There are many supplies that will help you during the nuclear attack. The first two would be water and food. A stockpile of food for three day’s worth per family member is advisable. This can be in the form of regular foods or MRE’s or protein bars, as long as you will all be able to get the recommended minimum 1,200 calories per day. Water is perhaps even more important. Your stockpile should have one gallon of water per person per day. You will also probably need to use this water to rinse your clothes and your pet to make sure there is not any radioactive fallout present.
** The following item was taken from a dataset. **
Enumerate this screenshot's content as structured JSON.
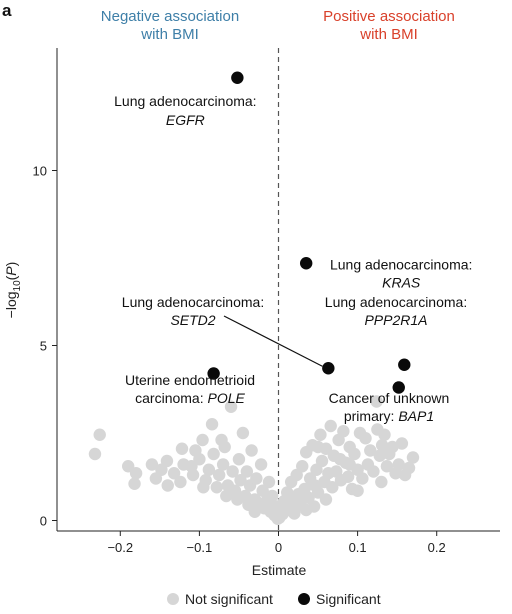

You’ll also want to make sure you have a battery or hand crank radio so that you can hear from local authorities, as major communications are likely going to be unavailable during this time. If you have a battery operated radio, make sure you have backup batteries on hand. Many of these radios now also have USb charging stations so you can charge your devices and cell phone in case services do resume.

A dust mask or N95 surgical mask can also be helpful, as these masks cling to the fact in order to make sure harmful particles don’t enter the airway. You’ll also want to grab your essential medications in case you have to shelter in place for more than 48 hours.

How to Create a Safe Room

Building a safe room can give many families peace of mind that they will be able to remain safe during an emergency. To survive a nuclear blast, you will want to be 3 feet deep underground with 36 inches of protection on either side to protect you all from the blast if possible.
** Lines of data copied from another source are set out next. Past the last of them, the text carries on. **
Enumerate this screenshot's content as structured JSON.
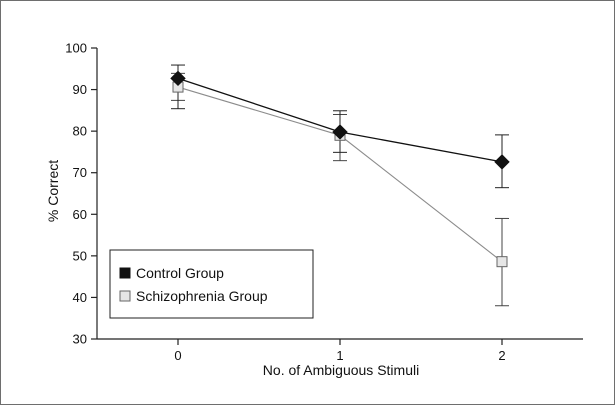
{
  "chart_data": {
    "type": "line",
    "title": "",
    "xlabel": "No. of Ambiguous Stimuli",
    "ylabel": "% Correct",
    "x": [
      0,
      1,
      2
    ],
    "xlim": [
      -0.5,
      2.5
    ],
    "ylim": [
      30,
      100
    ],
    "yticks": [
      30,
      40,
      50,
      60,
      70,
      80,
      90,
      100
    ],
    "grid": false,
    "legend_position": "bottom-left",
    "series": [
      {
        "name": "Control Group",
        "marker": "filled-diamond",
        "color": "#111111",
        "values": [
          92.7,
          79.8,
          72.6
        ],
        "error_low": [
          85.4,
          74.9,
          66.4
        ],
        "error_high": [
          95.9,
          84.9,
          79.1
        ]
      },
      {
        "name": "Schizophrenia Group",
        "marker": "open-square",
        "color": "#8c8c8c",
        "values": [
          90.6,
          79.0,
          48.6
        ],
        "error_low": [
          87.4,
          72.9,
          38.0
        ],
        "error_high": [
          93.9,
          84.0,
          59.0
        ]
      }
    ]
  }
}
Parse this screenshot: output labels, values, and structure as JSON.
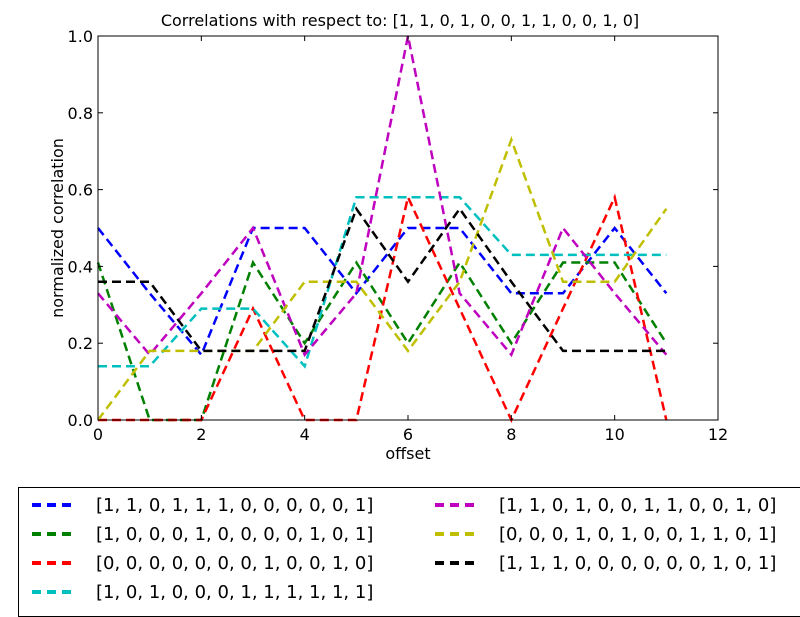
{
  "chart_data": {
    "type": "line",
    "title": "Correlations with respect to: [1, 1, 0, 1, 0, 0, 1, 1, 0, 0, 1, 0]",
    "xlabel": "offset",
    "ylabel": "normalized correlation",
    "xlim": [
      0,
      12
    ],
    "ylim": [
      0.0,
      1.0
    ],
    "xticks": [
      "0",
      "2",
      "4",
      "6",
      "8",
      "10",
      "12"
    ],
    "yticks": [
      "0.0",
      "0.2",
      "0.4",
      "0.6",
      "0.8",
      "1.0"
    ],
    "grid": false,
    "legend_position": "below",
    "line_style": "dashed",
    "x": [
      0,
      1,
      2,
      3,
      4,
      5,
      6,
      7,
      8,
      9,
      10,
      11
    ],
    "series": [
      {
        "name": "[1, 1, 0, 1, 1, 1, 0, 0, 0, 0, 0, 1]",
        "color": "#0000ff",
        "values": [
          0.5,
          0.33,
          0.17,
          0.5,
          0.5,
          0.33,
          0.5,
          0.5,
          0.33,
          0.33,
          0.5,
          0.33
        ]
      },
      {
        "name": "[1, 0, 0, 0, 1, 0, 0, 0, 0, 1, 0, 1]",
        "color": "#008000",
        "values": [
          0.41,
          0.0,
          0.0,
          0.41,
          0.2,
          0.41,
          0.2,
          0.41,
          0.2,
          0.41,
          0.41,
          0.2
        ]
      },
      {
        "name": "[0, 0, 0, 0, 0, 0, 0, 1, 0, 0, 1, 0]",
        "color": "#ff0000",
        "values": [
          0.0,
          0.0,
          0.0,
          0.29,
          0.0,
          0.0,
          0.58,
          0.29,
          0.0,
          0.29,
          0.58,
          0.0
        ]
      },
      {
        "name": "[1, 0, 1, 0, 0, 0, 1, 1, 1, 1, 1, 1]",
        "color": "#00bfbf",
        "values": [
          0.14,
          0.14,
          0.29,
          0.29,
          0.14,
          0.58,
          0.58,
          0.58,
          0.43,
          0.43,
          0.43,
          0.43
        ]
      },
      {
        "name": "[1, 1, 0, 1, 0, 0, 1, 1, 0, 0, 1, 0]",
        "color": "#bf00bf",
        "values": [
          0.33,
          0.17,
          0.33,
          0.5,
          0.17,
          0.33,
          1.0,
          0.33,
          0.17,
          0.5,
          0.33,
          0.17
        ]
      },
      {
        "name": "[0, 0, 0, 1, 0, 1, 0, 0, 1, 1, 0, 1]",
        "color": "#bfbf00",
        "values": [
          0.0,
          0.18,
          0.18,
          0.18,
          0.36,
          0.36,
          0.18,
          0.36,
          0.73,
          0.36,
          0.36,
          0.55
        ]
      },
      {
        "name": "[1, 1, 1, 0, 0, 0, 0, 0, 0, 1, 0, 1]",
        "color": "#000000",
        "values": [
          0.36,
          0.36,
          0.18,
          0.18,
          0.18,
          0.55,
          0.36,
          0.55,
          0.36,
          0.18,
          0.18,
          0.18
        ]
      }
    ]
  }
}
Above ground in your home, the easiest first step you can take is to add thick heavy curtains to rooms in case glass is shattered during the attack. It’s also recommended that homes build a thick walled refuge, but if you do not want to build one, you can use sandback stacked against the walls of your safe room to protect you as much as possible. Even closets can be converted into safe rooms if you add a solid core door and a deadbolt lock. The door is very important, as it will probably weigh several hundred pounds and be able to be secured from a single point. Sound insulation is also important, and walls should go from floor to ceiling. You will also want to keep food, water, communication devices, and a copy of your emergency kit in the safe room.

You can also turn your living room into a shelter if that is your only option. To do so, first find a table or desk that is tall enough to cover your family. Then, surround it with a mattress or other objects until you have a few inches of protection. You’ll want to bring your supplies into here as well.

Learning what to do in a nuclear attack can help you be better prepared in case of an emergency. So keep some of this info in the back of your mind in just in case something as catastrophic like this happens.